Court Opinion

ID: 9671326
Source: CourtListenerOpinion
Date Created: 2023-08-24 03:34:36.643828+00
Date Added: 2024-06-11T18:16:09.308088
License: Public Domain

Beilfuss, J.
(dissenting). I do not disagree with the concept that a person whose work or activity requires or justifies “preoccupation” is entitled to the benefit of a rule requiring a lesser degree of care than is required by an ordinary prudent person. Nor do I think that a fireman, volunteer or otherwise, is not entitled to such a rule in most instances.
Whether a fireman or other individual is entitled to the rule of a lesser degree of care must be dependent upon the existent circumstance. Here I agree with the trial judge, who was in a much better position to appraise the circumstances than all or any of the members of this court, that there was not “any terrible immediate excitement of fighting a fire.”
The plaintiff, Mr. Knutter, was responding to a fire call, a grass fire. When he arrived in the area where the fire was reported he saw no fire, did not know where the fire was, stopped and crossed a busy state highway to inquire of a woman where the fire was; she did not know, and he was crossing the highway again at a place where *764pedestrians are required to yield the right-of-way and where any adequate lookout would have revealed the presence of the oncoming vehicle.
At the time he was struck he was not fighting a fire, he was not going to a fire, there is no evidence he was even looking for the fire at that instant, — he was only crossing the highway to go back to the car in which he had been riding. At the time he was struck there was not such a justifiable preoccupation as would entitle him to use a lesser degree of care for his own safety.

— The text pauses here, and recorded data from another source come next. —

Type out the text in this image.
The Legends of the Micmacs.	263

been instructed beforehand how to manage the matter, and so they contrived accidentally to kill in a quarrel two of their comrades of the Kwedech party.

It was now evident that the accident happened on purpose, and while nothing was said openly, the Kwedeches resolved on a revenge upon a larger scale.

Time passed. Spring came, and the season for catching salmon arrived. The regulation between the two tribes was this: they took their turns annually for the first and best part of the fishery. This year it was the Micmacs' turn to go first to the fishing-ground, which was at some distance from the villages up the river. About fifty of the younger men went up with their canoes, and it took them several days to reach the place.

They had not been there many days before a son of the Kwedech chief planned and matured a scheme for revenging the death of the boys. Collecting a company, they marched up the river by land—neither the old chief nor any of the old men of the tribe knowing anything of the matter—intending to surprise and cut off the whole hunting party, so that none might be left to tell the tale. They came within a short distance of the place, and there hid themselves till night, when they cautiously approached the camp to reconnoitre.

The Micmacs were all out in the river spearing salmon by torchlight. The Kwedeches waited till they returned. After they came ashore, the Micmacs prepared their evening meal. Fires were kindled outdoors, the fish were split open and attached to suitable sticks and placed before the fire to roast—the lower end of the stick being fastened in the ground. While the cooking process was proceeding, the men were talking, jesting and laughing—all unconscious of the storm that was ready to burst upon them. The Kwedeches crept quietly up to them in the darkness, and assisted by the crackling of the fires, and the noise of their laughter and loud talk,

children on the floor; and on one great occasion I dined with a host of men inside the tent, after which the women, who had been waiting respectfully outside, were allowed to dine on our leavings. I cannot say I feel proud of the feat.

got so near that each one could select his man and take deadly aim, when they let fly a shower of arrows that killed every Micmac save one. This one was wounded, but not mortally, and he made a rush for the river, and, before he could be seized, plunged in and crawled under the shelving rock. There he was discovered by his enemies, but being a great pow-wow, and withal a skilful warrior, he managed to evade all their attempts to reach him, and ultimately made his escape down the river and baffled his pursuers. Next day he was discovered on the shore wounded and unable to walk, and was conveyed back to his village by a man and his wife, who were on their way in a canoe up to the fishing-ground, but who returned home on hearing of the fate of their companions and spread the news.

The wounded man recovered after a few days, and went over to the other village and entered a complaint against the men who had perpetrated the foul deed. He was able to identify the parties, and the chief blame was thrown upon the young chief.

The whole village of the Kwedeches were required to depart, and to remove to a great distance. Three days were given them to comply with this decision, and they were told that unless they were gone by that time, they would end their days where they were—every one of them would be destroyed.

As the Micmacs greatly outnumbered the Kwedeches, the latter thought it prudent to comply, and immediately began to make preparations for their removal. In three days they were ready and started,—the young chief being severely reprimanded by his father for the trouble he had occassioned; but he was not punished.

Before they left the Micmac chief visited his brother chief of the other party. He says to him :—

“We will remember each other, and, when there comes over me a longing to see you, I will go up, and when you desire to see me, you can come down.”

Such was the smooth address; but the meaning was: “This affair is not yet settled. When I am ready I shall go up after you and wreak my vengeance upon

If the majority is correct, what rule applies to a plainclothes police officer under similar circumstances, a doctor who is responding to an emergency call, a husband or father who is taking a sick wife or child to a hospital, or even a lawyer who is going to the courthouse to make his final argument to the jury in a capital case (at least his client would believe his lawyer’s preoccupation would be justified) ?
It is my opinion that the trial court did not err in refusing to give a jury instruction on a lesser degree of care under the facts of this case. I would affirm.
I am authorized to state that Mr. Justice Leo B. Han-ley and Mr. Justice Connor T. Hansen join in this dissent.